TN Science Standards: 9–12.ESS3.4 · 9–12.ETS1.1 · 9–12.LS4.6
Part 1 · Reflection
1.The lesson lists actions from "30 seconds" to "ongoing." Which one could you realistically do this week? Why?
2.Pick one POA program (Water Wednesday, Toxic Tour, Water Warriors Training). Who is the target audience? What does a participant learn?
Part 2 · Community mapping
3.Think about your neighborhood or school.
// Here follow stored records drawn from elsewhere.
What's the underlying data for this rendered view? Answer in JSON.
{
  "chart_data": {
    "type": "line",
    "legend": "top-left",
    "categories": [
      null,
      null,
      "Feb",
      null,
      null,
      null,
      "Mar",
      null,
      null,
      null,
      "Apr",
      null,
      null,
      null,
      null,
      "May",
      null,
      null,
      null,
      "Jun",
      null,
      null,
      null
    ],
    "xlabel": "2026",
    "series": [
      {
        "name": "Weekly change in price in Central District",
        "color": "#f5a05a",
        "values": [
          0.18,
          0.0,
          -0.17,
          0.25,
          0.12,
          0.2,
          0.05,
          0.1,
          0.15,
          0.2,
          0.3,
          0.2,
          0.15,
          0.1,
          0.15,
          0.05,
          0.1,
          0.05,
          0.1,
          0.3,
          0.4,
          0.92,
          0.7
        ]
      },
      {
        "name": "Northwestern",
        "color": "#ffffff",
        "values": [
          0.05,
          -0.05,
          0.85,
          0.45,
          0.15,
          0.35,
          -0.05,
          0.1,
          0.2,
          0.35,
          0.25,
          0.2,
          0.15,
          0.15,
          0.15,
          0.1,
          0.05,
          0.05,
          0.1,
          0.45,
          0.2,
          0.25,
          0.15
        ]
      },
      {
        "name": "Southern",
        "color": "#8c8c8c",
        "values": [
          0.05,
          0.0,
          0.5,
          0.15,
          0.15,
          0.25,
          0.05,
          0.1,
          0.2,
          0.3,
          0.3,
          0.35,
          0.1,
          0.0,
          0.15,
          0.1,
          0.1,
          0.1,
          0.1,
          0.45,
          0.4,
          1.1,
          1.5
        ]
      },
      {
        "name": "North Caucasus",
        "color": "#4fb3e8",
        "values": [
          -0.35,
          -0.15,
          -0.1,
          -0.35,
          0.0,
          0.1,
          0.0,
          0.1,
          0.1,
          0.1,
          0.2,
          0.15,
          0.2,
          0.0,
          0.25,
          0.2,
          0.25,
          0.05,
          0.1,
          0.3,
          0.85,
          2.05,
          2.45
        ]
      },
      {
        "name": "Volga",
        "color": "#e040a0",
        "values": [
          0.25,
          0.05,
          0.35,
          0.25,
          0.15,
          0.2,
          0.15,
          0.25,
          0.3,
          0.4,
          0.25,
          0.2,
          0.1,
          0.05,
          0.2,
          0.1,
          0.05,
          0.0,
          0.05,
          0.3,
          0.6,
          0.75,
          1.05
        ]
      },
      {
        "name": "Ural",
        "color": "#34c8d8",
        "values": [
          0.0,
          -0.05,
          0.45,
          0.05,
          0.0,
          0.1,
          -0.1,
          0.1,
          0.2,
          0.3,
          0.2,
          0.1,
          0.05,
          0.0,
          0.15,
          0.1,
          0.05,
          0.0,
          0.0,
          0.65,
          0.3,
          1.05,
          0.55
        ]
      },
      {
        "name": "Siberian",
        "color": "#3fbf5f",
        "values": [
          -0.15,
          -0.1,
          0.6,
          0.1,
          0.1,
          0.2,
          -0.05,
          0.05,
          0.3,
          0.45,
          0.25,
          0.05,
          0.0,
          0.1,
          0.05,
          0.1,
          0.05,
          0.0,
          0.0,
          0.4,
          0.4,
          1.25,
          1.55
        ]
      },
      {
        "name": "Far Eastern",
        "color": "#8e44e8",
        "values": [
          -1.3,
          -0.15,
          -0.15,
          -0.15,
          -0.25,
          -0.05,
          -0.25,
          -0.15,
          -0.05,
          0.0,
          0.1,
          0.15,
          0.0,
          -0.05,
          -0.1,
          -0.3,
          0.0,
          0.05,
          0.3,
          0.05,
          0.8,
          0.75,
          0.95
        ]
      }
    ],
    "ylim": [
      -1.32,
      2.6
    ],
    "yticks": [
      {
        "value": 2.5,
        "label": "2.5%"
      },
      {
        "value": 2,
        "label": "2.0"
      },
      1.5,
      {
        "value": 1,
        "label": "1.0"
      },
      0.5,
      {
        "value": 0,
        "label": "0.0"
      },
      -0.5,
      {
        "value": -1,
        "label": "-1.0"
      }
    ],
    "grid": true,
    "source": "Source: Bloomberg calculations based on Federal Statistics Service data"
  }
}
List three stakeholders who would benefit from understanding the aquifer (e.g., a restaurant owner, a city council member, a school principal). For each, explain why.
4.If you had to explain the aquifer to one of those stakeholders in 60 seconds, what three facts would you include?
Part 3 · Design your action plan
5.Your goal: What specific aquifer-protection outcome do you want? (e.g., "Get my school to stop using pesticides on the sports field because we're on the recharge zone.")
6.Your audience: Who has the power to make this happen?
7.Your evidence: Which lesson, tool, or data point from the Aquifer Explorer would you use to support your case?
8.Your ask: Write a 2–3 sentence pitch you would deliver to your audience.
9.Your timeline: What are the first three steps, and when would you do them?
Part 4 · Critical thinking
10.The lesson says "it's much easier to prevent a new plume than to clean up an old one." Use evidence from at least two other lessons (Meet the Aquifer, Breaches, Contamination, or Watching the Water) to explain why this is true.